Et, en effet, on peut bien considérer que ces manifestations sont le signe d’une révolution dans la mesure où les manifestants sont convaincus que le régime n’est pas réformable et qu’il faut donc tout faire pour le faire s’écrouler afin d’obtenir ce qu’ils veulent. De plus, de nombreux manifestants reprennent des symboles importants des soutiens du Shah pendant la Révolution islamique de 1979, comme par exemple les turbans arrachés de la tête des Mollah (les personnalités religieuses) par les manifestants eux-mêmes. Ceci nous confirme bien qu’un mouvement de révolution pourrait être en route en Iran pour mettre un terme à la République islamique. Il est nécessaire de préciser qu’en réalité, les enjeux de ces manifestations vont bien au delà des frontières de l’Iran dans la mesure où cela donne aussi espoir aux populations des pays aux alentours, où l’islam politique est de mise. En effet, ce mouvement de protestations contre l’islam politique s’inscrit dans une période où celui-ci est de plus en plus critiqué et en péril (voire a déjà échoué) dans certains pays à proximité comme la Syrie, l’Egypte ou encore la Libye où les Frères Musulmans (Sunnites) n’ont pas réussi à installer de manière pérenne l’Islam politique. Dans le monde chiite, dont l’Iran fait partie, le futur de l’islam politique est incertain du fait notamment des manifestations qui mettent en danger le pouvoir. On peut se demander, dans le cas où les manifestants iraniens arrivent à leurs objectifs, si ce processus de manifestations et révolutions ne pourrait pas alors s’étendre dans d’autres pays comme le Yémen et le Liban avec pour conséquence de mettre également fin à l’islam politique dans ces pays. Ainsi, il ne faut pas considérer les manifestations en Iran uniquement comme un processus interne au pays car cela révèle en fait peut-être un mouvement de fond des populations désireuses de liberté, ne voulant plus être contraintes par le gouvernement et protestant contre l’islam politique.

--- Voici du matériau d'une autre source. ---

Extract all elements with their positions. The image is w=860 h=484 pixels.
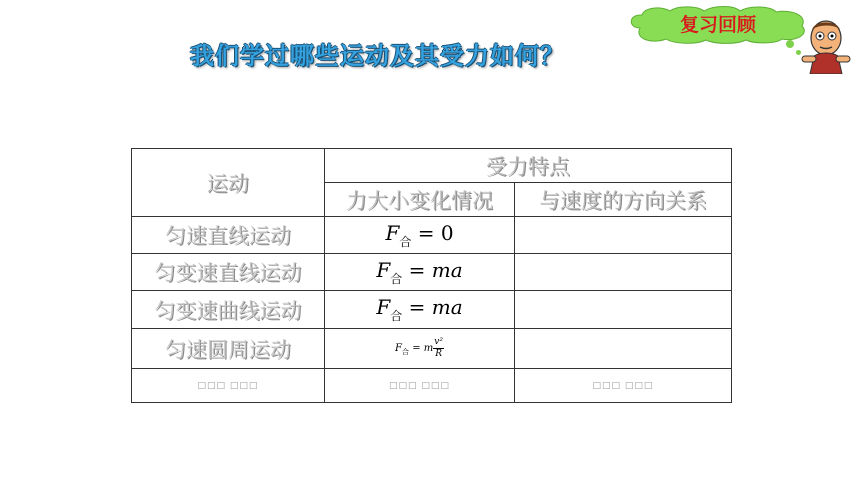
net-force-formula: $F_合 = 0$: [325, 217, 515, 254]
fraction: $\frac{\text{v²}}{R}$: [434, 337, 443, 359]
header-force-characteristics: 受力特点: [325, 149, 732, 183]
thought-bubble-dot: [786, 40, 794, 48]
motion-label: 匀速直线运动: [132, 217, 325, 254]
direction-cell: [515, 254, 732, 291]
table-row: [132, 329, 732, 369]
table-row: [132, 217, 732, 254]
motion-label: 匀变速曲线运动: [132, 291, 325, 329]
table-row: [132, 254, 732, 291]
direction-cell: [515, 217, 732, 254]
placeholder-cell: □□□ □□□: [515, 369, 732, 403]
motion-label: 匀变速直线运动: [132, 254, 325, 291]
placeholder-cell: □□□ □□□: [325, 369, 515, 403]
motion-label: 匀速圆周运动: [132, 329, 325, 369]
net-force-formula: $F_合$ = ma: [325, 291, 515, 329]
review-badge-label: 复习回顾: [679, 14, 756, 36]
net-force-formula: $F_合$ = ma: [325, 254, 515, 291]
page-title: 我们学过哪些运动及其受力如何？: [190, 42, 565, 70]
table-row: [132, 369, 732, 403]
header-direction-relation: 与速度的方向关系: [515, 183, 732, 217]
direction-cell: [515, 329, 732, 369]
net-force-formula: $F_合 = m$ $\frac{\text{v²}}{R}$: [325, 329, 515, 369]
header-force-magnitude: 力大小变化情况: [325, 183, 515, 217]
direction-cell: [515, 291, 732, 329]
motion-force-table: [131, 148, 732, 403]
placeholder-cell: □□□ □□□: [132, 369, 325, 403]
thinking-person-icon: [796, 18, 856, 74]
header-motion: 运动: [132, 149, 325, 217]
table-row: [132, 291, 732, 329]
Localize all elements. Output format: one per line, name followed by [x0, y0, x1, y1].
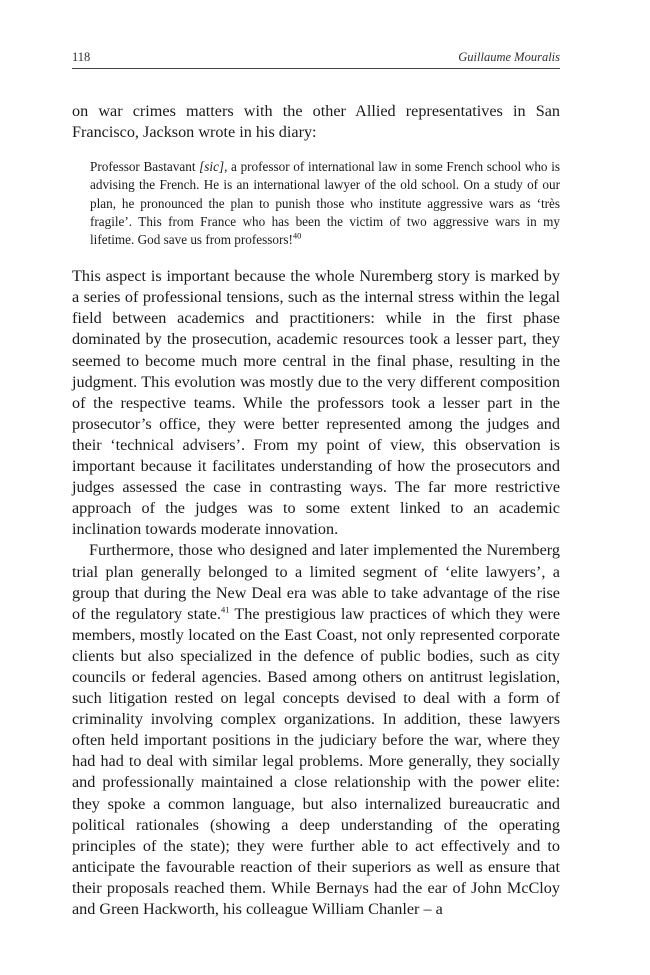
footnote-ref-41: 41	[221, 604, 230, 615]
quote-sic: [sic]	[199, 159, 225, 175]
paragraph-2	[72, 540, 560, 920]
quote-text-rest: , a professor of international law in some French school who is advising the French. He is an international lawyer of the old school. On a study of our plan, he pronounced the plan to punish those who institute aggressive wars as ‘très fragile’. This from France who has been the victim of two aggressive wars in my lifetime. God save us from professors!	[90, 159, 560, 247]
running-head	[72, 50, 560, 65]
paragraph-2-rest: The prestigious law practices of which they were members, mostly located on the East Coast, not only represented corporate clients but also specialized in the defence of public bodies, such as city councils or federal agencies. Based among others on antitrust legislation, such litigation rested on legal concepts devised to deal with a form of criminality involving complex organizations. In addition, these lawyers often held important positions in the judiciary before the war, where they had had to deal with similar legal problems. More generally, they socially and professionally maintained a close relationship with the power elite: they spoke a common language, but also internalized bureaucratic and political rationales (showing a deep understanding of the operating principles of the state); they were further able to act effectively and to anticipate the favourable reaction of their superiors as well as ensure that their proposals reached them. While Bernays had the ear of John McCloy and Green Hackworth, his colleague William Chanler – a	[72, 604, 560, 919]
page-body	[72, 101, 560, 920]
page-number: 118	[72, 50, 91, 64]
footnote-ref-40: 40	[292, 230, 302, 241]
running-head-author: Guillaume Mouralis	[458, 50, 560, 64]
intro-paragraph: on war crimes matters with the other Allied representatives in San Francisco, Jackson wrote in his diary:	[72, 102, 560, 142]
paragraph-2-start: Furthermore, those who designed and later implemented the Nuremberg trial plan generally belonged to a limited segment of ‘elite lawyers’, a group that during the New Deal era was able to take advantage of the rise of the regulatory state.	[72, 541, 560, 623]
quote-text-start: Professor Bastavant	[90, 159, 200, 175]
header-rule	[72, 68, 560, 69]
diary-quote	[90, 158, 560, 249]
paragraph-1: This aspect is important because the whole Nuremberg story is marked by a series of professional tensions, such as the internal stress within the legal field between academics and practitioners: while in the first phase dominated by the prosecution, academic resources took a lesser part, they seemed to become much more central in the final phase, resulting in the judgment. This evolution was mostly due to the very different composition of the respective teams. While the professors took a lesser part in the prosecutor’s office, they were better represented among the judges and their ‘technical advisers’. From my point of view, this observation is important because it facilitates understanding of how the prosecutors and judges assessed the case in contrasting ways. The far more restrictive approach of the judges was to some extent linked to an academic inclination towards moderate innovation.	[72, 267, 560, 539]
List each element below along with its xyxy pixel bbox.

Les évènements récents ont montré en quoi ces manifestations nous touchaient également, nous, en Europe puisque par exemple des citoyens dénoncent les Etats les accusant de ne pas prendre de position assez nette sur la question et parce que certains ressortissants se sentent impuissants face à ce qu’il se passe dans leur pays. Les décès de manifestants ont provoqué une grande vague d’émotion sur les réseaux sociaux notamment par la publication de messages de soutien ou également de vidéos de femmes qui se coupent les cheveux en soutien aux femmes iraniennes qui subissent une pression insupportable dans leur pays. Pour preuve irréfutable, le 26 décembre, un Iranien de 38 ans, étudiant à Lyon, après avoir enregistré une vidéo pour expliquer son geste, s’est suicidé en se jetant dans le Rhône pour dénoncer la situation dans son pays et essayer de faire réagir l’opinion publique et les états occidentaux sur les souffrances qu’endure le peuple iranien.